At its core, it feels a bit like someone in Capcom towers took one look at Mario Maker and said “we’ll have a bit of that”, before applying some clever ingenuity to make it work within the confines of the Resi franchise.
But from the offset, it just works, remarkably and surprisingly well with little bumps in the road. As we alluded to, we couldn’t wait to boot up the game for another round again and again.
However, here’s one of the really exciting kickers. As the Mastermind, you can also assume control of the undead.
So you’re not just deploying the monsters, you’re also able to control them as you see fit.

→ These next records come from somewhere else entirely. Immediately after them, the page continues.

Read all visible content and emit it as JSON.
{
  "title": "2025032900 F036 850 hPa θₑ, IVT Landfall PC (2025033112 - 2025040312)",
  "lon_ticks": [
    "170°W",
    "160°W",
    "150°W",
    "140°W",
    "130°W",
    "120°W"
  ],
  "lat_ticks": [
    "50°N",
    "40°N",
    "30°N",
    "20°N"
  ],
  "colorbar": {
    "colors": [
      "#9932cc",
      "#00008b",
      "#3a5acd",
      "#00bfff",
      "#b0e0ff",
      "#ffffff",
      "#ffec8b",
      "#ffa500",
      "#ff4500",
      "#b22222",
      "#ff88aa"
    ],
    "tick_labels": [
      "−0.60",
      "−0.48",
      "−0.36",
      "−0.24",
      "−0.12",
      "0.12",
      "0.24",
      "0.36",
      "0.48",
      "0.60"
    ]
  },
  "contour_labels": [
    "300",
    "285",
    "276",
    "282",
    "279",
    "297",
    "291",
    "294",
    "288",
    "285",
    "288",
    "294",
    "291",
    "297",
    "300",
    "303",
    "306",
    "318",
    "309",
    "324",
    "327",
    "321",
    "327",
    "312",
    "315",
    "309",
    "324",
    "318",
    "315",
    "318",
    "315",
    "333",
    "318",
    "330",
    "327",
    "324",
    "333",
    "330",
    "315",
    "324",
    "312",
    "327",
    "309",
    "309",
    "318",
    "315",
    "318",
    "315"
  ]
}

We’ve also saved the best for last, because you can also play as Mr. X and he’s incredible.
When we say incredible, we don’t just mean to play as – which, frankly, we don’t even need to explain why it’s so satisfying to batter the living daylights out of the opposing team. But he’s also great fun from the perspective of the opposing team, as well.
Given Resident Evil has previously been such a solo experience, there’s actually something quite funny and enjoyable about four players collectively losing their nut when the trench coat wearing behemoth is quite literally plopped into the action, usually at the worse possible moment.

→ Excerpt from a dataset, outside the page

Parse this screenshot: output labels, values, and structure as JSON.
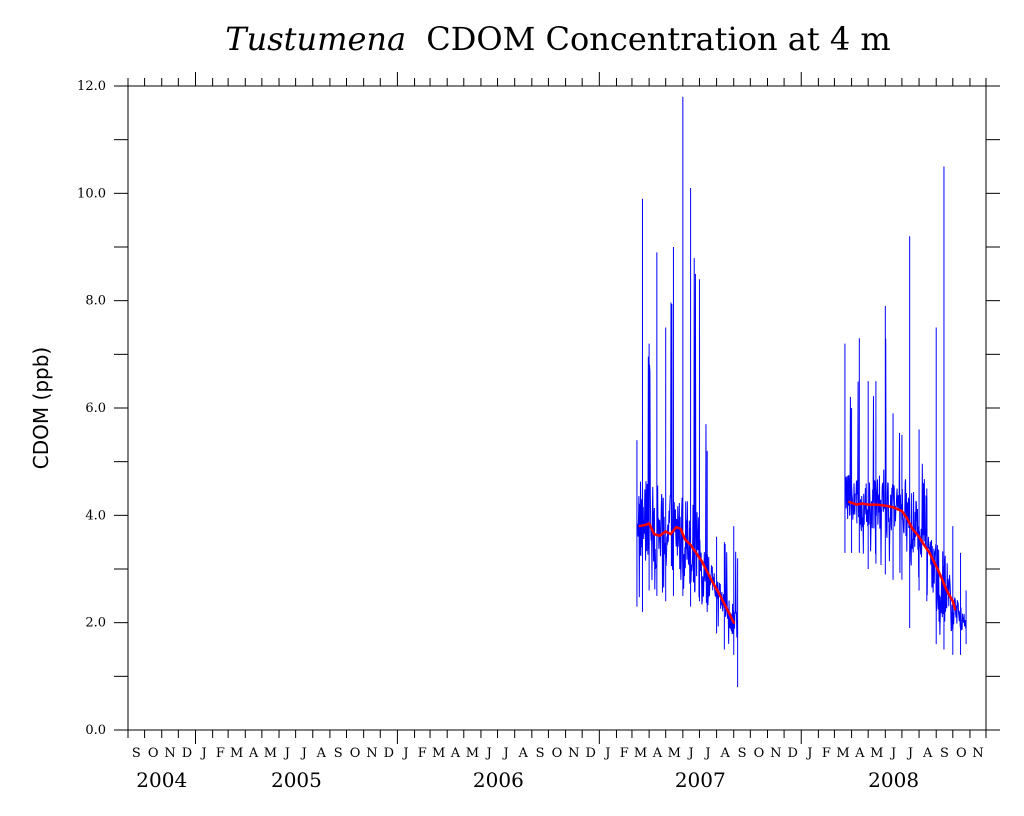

What (if any) are the downsides?
Right now, the main issue is one of balance, something Capcom were keen to stress they were aware of.
During our time with the game Mr. X, despite himself only having a limit of 90 seconds when he was deployed, was massively over powered. Laughably so in fact.
Though you often needed all four players to take him down, the reality was that it was best to split up when you saw the brute spawn to avoid a full team getting smashed in one huge melee.
Equally, at the time of writing the game only has one map to call on. Granted, it had four different pre-set’s which dictated different spawn points or placements for enemies or key items, but its still only one map.
So if you do reach a point where you and your squad become that well-oiled machine who can sweep aside all Masterminds, you could grow tired of the challenge.
Perhaps speedrunners, who should get a right kick out of the game, could still find some enjoyment in it, but more maps are definitely key to the longevity of this game we think.
What's more, there’s certainly an issue with the first stage. For the survivors, it’s often a cakewalk. A complete bye so newcomers can get to grips with the game at hand.
And for the Mastermind, it’s also redundant, because the quest is often so easy that it's pointless expending any points putting up a fight. In truth, you may as well save the points (and your cards) for the next stage.
All this being said, Capcom was very clear with us that the game is still early in development.
That's why they're not announcing a release at Tokyo Game Show, but an upcoming beta test (more on that below), which will be very important for gathering fan feedback.
Even then, there was certainly no indication of the game having a release date or price anytime soon.
So really, the games biggest issue right now, as far as we can see, is a lack of content. It needs more maps, more layouts, more playgrounds for players and Masterminds to muck around in.
When that beta period rolls around we suspect you’ll be demanding more maps from the game just like us. Because we suspect that once Project Resistance has got its teeth into you, there’s no question you’re going to be hooked.
How can YOU play Project Resistance?
According to Capcom, there will be a special early access opportunity to playtest the game at the Tokyo Game Show.
In addition, Xbox Insider Program members and RE Ambassadors will be eligible for a chance to participate in the Project Resistance closed beta on PlayStation 4 and Xbox One.
The closed beta will run from October 4 through October 7.
Registration will be open between Sept. 11 and 18 at https://www.project-resistance.com
More details on Project Resistance and the closed beta will be revealed at a later date.